Para tal, torna-se incontornável aumentar a eletrificação do consumo de energia (que apenas representa 20%-25% do consumo energético) e descarbonizar a produção de eletricidade. Para além de reduzir as emissões, esta estratégia permite também uma maior eficiência no uso da energia primária e, no caso de Portugal, estender a um maior espectro do consumo energético a valia das energias renováveis a nível de independência energética, reduzindo-se assim a elevada dependência do petróleo (superior a 50%). 

RECOMENDAÇÕES

  • Promover a eletrificação dos transportes e reformular a iniciativa Mobi.e, impulsionando o modelo simplificado de revenda e eliminando barreiras à entrada de novos operadores de postos de carregamento de baixo custo.
  • Promover a expansão das frotas de transportes públicos e/ou de serviços municipais a gás natural.
  • Incentivar, através da melhoria da regulamentação ambiental, a migração de indústria para gás natural ou eletricidade.
  • Reduzir a dependência do petróleo para 35% em 2030 (partindo de 52% em 2010), diversificando as fontes de energia para os transportes, elevando o peso da eletricidade para pelo menos 15% em 2030 (partindo de cerca de 1% atualmente).

Até à data, Portugal apenas dispõe de recursos energéticos endógenos sob a forma de energias renováveis. O seu aproveitamento sob a forma de eletricidade ou calor/frio são, do lado da oferta, a única forma de reduzirmos a dependência energética externa. 

RECOMENDAÇÕES

  • Incentivar os aproveitamentos de média/grande escala, incidindo nas tecnologias maduras e competitivas.
  • Apostar, ao nível da pequena escala, nas tecnologias despacháveis com benefícios locais claros (biomassa de proximidade e biogás).
  • Fomentar as tecnologias maduras e competitivas na micro geração (no calor: solar térmico; a prazo, atingindo-se o grid parity (paridade da rede), solar fotovoltaico para eletricidade, potenciado por modelos de negócio tipo net metering [1]).
  • Atrair investimento estrangeiro para projetos de fornecimento de energia limpa em indústrias grandes consumidoras de energia elétrica.

 




[1] Sistemas que permitem o cálculo de créditos, e respetiva compensação, entre a energia gerada pelos microprodutores e a energia consumida a partir da rede.

 

A mudança de paradigma acima preconizada requer capital. Ao fazê-lo, o sistema energético estará a substituir, com ganho, custos variáveis (tipicamente combustíveis importados) por custos fixos (investimento, desejavelmente com forte incorporação nacional), pelo que estes ganharão peso na estrutura global de custos. Para garantir o êxito desta evolução, importa atrair financiamento a custo competitivo o que, por sua vez, implica estabilidade regulatória e respeito pelos contratos firmados para baixar o risco ao investidor. 

RECOMENDAÇÕES

  • Defender junto das instâncias Europeias a taxação da poluição ambiental, nomeadamente CO2, revertendo os fundos em benefício dos consumidores e para a constituição de um fundo para financiar projetos de eficiência energética.
  • Modular carga fiscal sobre tecnologias em função da sua classe de eficiência energética.

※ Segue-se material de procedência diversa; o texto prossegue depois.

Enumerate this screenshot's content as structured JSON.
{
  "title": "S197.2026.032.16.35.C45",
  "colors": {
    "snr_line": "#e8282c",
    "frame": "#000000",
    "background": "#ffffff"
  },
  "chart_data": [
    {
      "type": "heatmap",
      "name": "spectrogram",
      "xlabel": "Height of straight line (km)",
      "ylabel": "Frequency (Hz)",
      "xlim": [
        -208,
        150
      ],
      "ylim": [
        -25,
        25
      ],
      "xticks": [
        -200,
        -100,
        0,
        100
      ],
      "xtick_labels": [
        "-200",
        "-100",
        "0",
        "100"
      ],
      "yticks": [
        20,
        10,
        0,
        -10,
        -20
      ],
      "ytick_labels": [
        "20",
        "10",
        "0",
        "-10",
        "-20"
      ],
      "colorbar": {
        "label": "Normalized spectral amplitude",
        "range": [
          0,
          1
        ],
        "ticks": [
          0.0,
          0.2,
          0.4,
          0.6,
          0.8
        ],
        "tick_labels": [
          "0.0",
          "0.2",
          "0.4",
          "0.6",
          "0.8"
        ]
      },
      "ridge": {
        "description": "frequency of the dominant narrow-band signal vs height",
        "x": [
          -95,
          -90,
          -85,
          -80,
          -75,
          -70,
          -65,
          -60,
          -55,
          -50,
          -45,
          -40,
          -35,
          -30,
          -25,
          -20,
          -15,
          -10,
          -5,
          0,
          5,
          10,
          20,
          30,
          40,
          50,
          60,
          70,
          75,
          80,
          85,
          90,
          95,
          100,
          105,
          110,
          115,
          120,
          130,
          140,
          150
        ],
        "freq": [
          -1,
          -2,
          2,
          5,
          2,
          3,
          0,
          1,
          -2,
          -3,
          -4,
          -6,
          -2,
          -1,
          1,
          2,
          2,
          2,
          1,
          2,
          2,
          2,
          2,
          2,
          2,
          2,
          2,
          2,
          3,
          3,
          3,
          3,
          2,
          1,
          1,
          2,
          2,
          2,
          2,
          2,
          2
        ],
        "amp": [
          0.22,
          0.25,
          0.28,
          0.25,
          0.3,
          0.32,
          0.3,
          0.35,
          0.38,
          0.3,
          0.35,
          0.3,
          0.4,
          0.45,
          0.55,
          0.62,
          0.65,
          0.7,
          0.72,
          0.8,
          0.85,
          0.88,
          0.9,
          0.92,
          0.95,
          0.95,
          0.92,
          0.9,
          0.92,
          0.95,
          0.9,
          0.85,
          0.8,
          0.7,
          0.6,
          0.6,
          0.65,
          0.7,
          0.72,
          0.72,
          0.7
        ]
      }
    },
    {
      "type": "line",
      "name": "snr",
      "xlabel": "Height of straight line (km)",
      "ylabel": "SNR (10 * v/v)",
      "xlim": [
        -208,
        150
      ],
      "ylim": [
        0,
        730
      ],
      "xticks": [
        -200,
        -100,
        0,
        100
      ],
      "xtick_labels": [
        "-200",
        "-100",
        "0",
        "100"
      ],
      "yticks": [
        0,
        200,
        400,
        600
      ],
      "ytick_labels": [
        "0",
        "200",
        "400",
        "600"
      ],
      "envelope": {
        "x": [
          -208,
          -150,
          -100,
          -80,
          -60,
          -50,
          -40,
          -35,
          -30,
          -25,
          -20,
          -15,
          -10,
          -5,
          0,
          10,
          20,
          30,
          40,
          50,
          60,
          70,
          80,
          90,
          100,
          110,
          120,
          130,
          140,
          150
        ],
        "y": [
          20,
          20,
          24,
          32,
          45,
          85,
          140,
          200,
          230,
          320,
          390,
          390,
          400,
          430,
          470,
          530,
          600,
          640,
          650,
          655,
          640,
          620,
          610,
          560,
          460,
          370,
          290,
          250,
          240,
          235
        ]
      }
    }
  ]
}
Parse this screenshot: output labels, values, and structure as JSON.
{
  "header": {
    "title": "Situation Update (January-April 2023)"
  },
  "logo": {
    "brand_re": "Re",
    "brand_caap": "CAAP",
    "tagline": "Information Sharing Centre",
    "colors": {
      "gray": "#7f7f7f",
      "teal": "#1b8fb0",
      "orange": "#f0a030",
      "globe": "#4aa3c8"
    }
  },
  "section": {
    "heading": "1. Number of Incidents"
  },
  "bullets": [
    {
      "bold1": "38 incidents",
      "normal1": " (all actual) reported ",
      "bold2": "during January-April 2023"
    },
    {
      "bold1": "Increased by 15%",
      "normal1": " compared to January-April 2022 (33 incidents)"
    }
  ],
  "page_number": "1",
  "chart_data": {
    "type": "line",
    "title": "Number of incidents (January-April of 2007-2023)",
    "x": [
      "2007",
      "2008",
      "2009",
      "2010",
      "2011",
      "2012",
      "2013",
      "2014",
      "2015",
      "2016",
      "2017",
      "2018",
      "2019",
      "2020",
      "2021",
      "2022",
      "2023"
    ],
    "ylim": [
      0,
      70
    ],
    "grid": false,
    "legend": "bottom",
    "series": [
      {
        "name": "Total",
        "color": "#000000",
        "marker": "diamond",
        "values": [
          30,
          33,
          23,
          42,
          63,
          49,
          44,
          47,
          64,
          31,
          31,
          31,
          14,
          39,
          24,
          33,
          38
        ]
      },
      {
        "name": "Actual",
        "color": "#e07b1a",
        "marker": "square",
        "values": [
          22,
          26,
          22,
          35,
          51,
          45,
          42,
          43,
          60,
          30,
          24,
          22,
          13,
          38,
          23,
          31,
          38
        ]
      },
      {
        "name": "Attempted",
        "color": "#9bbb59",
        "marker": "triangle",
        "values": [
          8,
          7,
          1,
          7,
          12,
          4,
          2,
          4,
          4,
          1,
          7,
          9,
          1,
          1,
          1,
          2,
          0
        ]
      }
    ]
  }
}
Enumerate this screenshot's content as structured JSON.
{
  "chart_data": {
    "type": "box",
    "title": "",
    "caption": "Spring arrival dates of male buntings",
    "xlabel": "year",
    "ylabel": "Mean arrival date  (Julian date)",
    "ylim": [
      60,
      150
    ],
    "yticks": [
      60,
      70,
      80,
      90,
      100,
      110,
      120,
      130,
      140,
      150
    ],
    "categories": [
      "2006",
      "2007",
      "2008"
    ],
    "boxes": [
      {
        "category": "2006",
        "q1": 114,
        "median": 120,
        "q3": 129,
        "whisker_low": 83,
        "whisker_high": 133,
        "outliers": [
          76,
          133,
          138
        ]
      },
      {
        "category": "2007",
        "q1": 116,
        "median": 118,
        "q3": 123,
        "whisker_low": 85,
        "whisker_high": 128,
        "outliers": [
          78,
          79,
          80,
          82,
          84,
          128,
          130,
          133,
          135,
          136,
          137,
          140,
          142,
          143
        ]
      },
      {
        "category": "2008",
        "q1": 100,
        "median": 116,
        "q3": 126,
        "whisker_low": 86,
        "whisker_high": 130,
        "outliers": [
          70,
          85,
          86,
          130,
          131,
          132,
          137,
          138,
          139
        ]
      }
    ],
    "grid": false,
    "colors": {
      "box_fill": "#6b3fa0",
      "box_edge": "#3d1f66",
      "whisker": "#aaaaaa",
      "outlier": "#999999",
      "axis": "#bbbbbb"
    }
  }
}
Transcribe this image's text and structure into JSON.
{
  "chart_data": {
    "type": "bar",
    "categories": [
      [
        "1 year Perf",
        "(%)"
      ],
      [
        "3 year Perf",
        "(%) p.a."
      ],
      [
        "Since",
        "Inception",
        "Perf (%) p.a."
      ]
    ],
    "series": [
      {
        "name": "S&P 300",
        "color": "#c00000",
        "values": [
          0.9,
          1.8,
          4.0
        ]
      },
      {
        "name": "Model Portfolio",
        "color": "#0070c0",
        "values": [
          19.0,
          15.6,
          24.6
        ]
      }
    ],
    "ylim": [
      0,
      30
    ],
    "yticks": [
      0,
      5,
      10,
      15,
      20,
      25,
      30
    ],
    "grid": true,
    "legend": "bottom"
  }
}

A liberalização dos mercados energéticos é um processo relativamente recente em Portugal, sendo ainda necessário atuar a vários níveis de forma a garantir a sua plena implementação. 

RECOMENDAÇÕES

  • Despolitizar as tarifas de gás e de eletricidade, concretizando a liberalização destes setores.
  • Reforçar a independência dos reguladores face ao poder político, bem como a sua capacidade de atuação – em particular a nível de supervisão – em face da crescente liberalização dos mercados.
  • Aumentar a transparência dos vários mercados de energia, garantindo efetiva concorrência.
  • Promover a integração do mercado nacional (de petróleo, gás natural e eletricidade) em âmbitos regionais cada vez mais alargados – ibérico e europeu.